ニッサン・スカイライン・2000RS-X インタークラー・ターボC
(NISSAN SKYLINE 2000RS-X INTER-COOLER TUROB C – DR30型 – 1984年)
こちらは、知る人ぞ知る、「鉄仮面」こと、スカイライン・RSのインタークーラー付 「ターボC」と云うクルマです。
80年代には、一世を風靡しました。
しかし、80年代の日産車の名前・・・長い!
1981年に登場した、6代目スカイライン「R30」型の発展モデルは、フロントグリルレスのスタイルが特徴的で、これが「鉄仮面」と呼ばれる所以となりました。
さらに、1984年に、ターボの圧縮気を冷やす装置「インタークーラー」が装備され、フロントバンパー左下に、開口部が設けれられた姿で、「ターボC」と呼ばれました。
時代は、スーパーシルエットやグループCカーのレースが盛んな時期で、そのイメージと共に、スカイラインRSシリーズは、人気絶頂の時代を迎えました。
【スペック】
車両型式:ニッサン DR30型
エンジン:FJ20ET型 水冷式直列4気筒 DOHC 1,990cc インタークーラー+ターボチャージャー付 電子制御燃料噴射付
最大出力:205ps/6,400rpm
最大トルク:25kgm/4,400rpm
変速機:フロア式5速マニュアル/4速オートマチック
駆動方式:FR

後姿は、RS-XとRS-XターボCを見分ける特徴は無い。
ケンメリ時代から続く、丸型4灯のテールランプは、R30系の上位モデルに引き継がれています。
ちなみにCA18型エンジン搭載の、1800TIセダンには、角型4灯のテールランプが装着されていました。
ノッチバック型(トランク付の箱型)だが、リヤワイパーを装備しています。
スカイラインRS登場の頃は、太いタイヤの為に、ハンドルが重かったのですが、鉄仮面の頃には、パワーステアリングも装備されていました。

内装は、シートが電動コントロール付になっている。シート地は、ストライプ柄と真っ赤な柄が選べたようだ。
1980年代の日産社特有の角ばったインストゥルメントパネルが特徴です。
また、スカイラインのスピードメーター、タコメーターは、ゼロ点を指すと、針が水平になるレイアウトであることも特徴的でした。
尚、この個体のステアリングは、社外品のものに交換されているようです。
さらに、シフトの根元には、本来革のブーツが着くのですが、この個体にはありませんでした。
ちなみに、1984年は、ドアミラーが解禁になった後ですので、ドアミラーが純正装着されています。

特徴的な鉄仮面マスク。
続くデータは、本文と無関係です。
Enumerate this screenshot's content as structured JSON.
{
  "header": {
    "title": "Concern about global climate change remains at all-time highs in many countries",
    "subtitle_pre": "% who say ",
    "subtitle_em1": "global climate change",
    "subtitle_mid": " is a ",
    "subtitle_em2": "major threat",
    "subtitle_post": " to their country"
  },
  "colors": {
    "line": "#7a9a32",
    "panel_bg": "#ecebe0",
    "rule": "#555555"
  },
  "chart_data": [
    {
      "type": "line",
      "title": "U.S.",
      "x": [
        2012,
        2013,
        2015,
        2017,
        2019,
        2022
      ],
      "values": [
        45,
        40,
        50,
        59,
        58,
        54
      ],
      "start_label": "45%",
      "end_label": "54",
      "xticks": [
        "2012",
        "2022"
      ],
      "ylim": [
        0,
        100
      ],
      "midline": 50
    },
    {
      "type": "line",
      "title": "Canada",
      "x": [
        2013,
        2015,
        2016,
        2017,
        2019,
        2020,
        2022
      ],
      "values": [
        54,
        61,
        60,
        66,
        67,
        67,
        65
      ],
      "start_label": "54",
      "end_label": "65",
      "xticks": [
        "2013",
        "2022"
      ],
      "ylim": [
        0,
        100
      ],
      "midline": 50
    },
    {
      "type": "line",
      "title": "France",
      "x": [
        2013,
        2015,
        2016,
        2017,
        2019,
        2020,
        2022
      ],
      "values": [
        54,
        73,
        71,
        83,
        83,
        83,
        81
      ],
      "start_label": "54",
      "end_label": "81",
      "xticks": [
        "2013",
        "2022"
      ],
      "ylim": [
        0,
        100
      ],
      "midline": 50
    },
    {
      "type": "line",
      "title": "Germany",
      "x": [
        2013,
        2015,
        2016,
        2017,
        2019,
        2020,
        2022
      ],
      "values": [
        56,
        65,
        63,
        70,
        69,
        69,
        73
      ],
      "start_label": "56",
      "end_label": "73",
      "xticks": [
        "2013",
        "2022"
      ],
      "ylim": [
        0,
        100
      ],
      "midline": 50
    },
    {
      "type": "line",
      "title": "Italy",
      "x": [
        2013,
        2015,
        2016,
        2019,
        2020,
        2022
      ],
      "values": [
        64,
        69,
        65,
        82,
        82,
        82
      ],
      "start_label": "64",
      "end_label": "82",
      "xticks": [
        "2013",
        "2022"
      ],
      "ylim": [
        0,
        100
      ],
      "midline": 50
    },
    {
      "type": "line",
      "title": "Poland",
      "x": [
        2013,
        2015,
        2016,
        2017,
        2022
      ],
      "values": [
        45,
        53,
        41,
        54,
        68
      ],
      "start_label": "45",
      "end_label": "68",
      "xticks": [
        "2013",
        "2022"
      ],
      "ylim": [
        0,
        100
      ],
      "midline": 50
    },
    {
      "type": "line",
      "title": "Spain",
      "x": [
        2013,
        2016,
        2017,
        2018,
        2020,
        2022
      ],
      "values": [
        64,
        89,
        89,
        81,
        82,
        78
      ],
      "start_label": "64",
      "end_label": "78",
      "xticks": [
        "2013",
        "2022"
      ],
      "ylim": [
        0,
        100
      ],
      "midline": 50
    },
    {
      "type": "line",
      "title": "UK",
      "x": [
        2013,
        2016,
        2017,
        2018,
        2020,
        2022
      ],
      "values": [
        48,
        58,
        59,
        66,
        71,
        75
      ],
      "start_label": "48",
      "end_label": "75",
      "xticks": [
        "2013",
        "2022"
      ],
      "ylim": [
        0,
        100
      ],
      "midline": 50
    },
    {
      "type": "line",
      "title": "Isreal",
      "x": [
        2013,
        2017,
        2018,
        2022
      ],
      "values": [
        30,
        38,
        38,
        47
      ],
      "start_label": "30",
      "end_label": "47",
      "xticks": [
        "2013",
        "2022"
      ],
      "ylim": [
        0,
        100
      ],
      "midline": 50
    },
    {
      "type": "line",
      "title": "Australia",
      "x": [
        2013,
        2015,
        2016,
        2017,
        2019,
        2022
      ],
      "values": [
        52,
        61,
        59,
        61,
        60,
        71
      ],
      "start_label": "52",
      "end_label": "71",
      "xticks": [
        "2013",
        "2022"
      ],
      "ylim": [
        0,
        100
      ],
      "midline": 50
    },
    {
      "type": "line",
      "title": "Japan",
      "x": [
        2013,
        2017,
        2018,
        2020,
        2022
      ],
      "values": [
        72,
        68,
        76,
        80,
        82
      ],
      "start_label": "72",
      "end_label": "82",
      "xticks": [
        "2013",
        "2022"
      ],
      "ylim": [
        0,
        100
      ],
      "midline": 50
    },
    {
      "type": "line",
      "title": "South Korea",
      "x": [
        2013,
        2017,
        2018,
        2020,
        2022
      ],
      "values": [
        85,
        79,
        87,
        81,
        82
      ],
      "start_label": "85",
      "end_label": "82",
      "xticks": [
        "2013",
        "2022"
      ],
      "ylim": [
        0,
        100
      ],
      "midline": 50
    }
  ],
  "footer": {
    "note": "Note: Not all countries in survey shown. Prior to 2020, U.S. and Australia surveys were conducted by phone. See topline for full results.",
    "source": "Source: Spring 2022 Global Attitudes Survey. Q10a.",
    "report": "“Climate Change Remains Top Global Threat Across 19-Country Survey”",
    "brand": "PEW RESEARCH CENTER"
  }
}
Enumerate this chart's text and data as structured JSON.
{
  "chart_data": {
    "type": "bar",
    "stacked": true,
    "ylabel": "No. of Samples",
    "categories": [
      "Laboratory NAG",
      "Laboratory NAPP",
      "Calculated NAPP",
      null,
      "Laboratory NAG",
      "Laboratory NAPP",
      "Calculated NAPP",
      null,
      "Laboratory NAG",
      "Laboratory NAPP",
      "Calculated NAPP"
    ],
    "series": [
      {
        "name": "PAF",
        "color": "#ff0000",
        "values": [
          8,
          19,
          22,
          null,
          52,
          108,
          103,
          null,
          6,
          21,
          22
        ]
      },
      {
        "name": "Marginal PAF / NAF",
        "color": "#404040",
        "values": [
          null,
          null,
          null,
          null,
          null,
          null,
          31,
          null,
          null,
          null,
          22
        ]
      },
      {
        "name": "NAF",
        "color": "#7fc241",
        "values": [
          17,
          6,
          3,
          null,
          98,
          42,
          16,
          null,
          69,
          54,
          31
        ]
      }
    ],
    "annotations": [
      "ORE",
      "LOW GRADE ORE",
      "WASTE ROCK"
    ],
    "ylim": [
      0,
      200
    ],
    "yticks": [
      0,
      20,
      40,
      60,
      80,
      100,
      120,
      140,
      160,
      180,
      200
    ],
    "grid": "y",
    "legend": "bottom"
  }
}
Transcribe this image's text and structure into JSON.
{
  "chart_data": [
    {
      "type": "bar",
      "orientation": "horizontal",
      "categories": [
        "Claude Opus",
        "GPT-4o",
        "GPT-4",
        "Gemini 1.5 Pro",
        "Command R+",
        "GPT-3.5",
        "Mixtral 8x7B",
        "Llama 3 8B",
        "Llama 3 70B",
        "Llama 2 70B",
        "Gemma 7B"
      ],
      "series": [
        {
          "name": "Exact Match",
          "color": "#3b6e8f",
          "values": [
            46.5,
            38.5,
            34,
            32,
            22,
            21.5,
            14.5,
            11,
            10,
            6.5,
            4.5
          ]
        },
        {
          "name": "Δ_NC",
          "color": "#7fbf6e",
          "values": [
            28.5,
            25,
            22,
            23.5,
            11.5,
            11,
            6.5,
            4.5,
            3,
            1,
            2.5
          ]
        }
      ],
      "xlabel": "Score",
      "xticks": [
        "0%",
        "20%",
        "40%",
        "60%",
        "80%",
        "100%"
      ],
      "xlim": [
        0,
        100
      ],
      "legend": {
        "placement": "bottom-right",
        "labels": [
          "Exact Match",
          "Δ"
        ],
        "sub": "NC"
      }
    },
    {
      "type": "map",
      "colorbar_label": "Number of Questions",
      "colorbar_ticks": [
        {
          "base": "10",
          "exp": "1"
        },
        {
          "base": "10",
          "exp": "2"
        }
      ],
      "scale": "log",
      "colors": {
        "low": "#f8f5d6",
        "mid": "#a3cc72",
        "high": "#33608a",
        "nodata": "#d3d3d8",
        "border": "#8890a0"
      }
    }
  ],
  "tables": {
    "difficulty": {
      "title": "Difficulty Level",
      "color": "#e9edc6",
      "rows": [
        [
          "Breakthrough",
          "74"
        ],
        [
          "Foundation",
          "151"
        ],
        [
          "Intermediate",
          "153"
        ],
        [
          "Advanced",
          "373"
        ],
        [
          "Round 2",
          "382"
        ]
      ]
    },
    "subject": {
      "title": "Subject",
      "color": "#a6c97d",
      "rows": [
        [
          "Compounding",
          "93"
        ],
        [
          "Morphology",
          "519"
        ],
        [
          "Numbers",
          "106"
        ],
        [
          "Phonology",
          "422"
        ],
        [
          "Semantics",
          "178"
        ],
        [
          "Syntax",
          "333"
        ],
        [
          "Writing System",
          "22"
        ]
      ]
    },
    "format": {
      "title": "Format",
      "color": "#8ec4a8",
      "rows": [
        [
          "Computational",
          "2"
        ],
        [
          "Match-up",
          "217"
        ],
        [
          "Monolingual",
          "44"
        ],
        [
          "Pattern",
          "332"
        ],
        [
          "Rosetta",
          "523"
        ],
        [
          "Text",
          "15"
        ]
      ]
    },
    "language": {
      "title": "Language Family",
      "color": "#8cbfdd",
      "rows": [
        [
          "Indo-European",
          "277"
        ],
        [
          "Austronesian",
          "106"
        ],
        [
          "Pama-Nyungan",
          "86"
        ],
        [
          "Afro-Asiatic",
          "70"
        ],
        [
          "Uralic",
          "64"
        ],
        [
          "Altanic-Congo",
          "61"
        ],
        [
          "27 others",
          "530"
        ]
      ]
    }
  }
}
インタークーラーターボCには、専用のダクト付きフロントスポイラーが奢られていました。
21世紀のターボ車では、あたりまえになったインタークーラーと云う部品もも、1983年~1985年頃に、とても流行ったアイテムです。
各メーカーの、ターボモデルは挙って、この装置を付けるようになりました。
バンパー上部に、左右に立っている黒い物体は、ヘッドライトを清掃するためのウォッシャーです。
走りのスカイラインには、こういった安全確保の為の装備も充実していました。
【こぼれ話】
この個体は、昔所属したネオヒストリックカークラブの人たちと、別のクルマを見に行った際に、撮影しました。
モータースポーツでのイメージや、伝説話のお陰か、DR30発売当時は、最もスーパーカーに近い日本車と云う感じがしていて、街で見かけても、「あ!鉄仮面!」と、思わず振り返るカッコいいクルマでした。
当時、200馬力を超える日本車と云うのも、珍しい時代でしたから、RS-XターボCの登場は、さらに鮮烈でした。
21世紀に入っても、鉄仮面は、人気のあるネオヒストリックカーとなっているようです。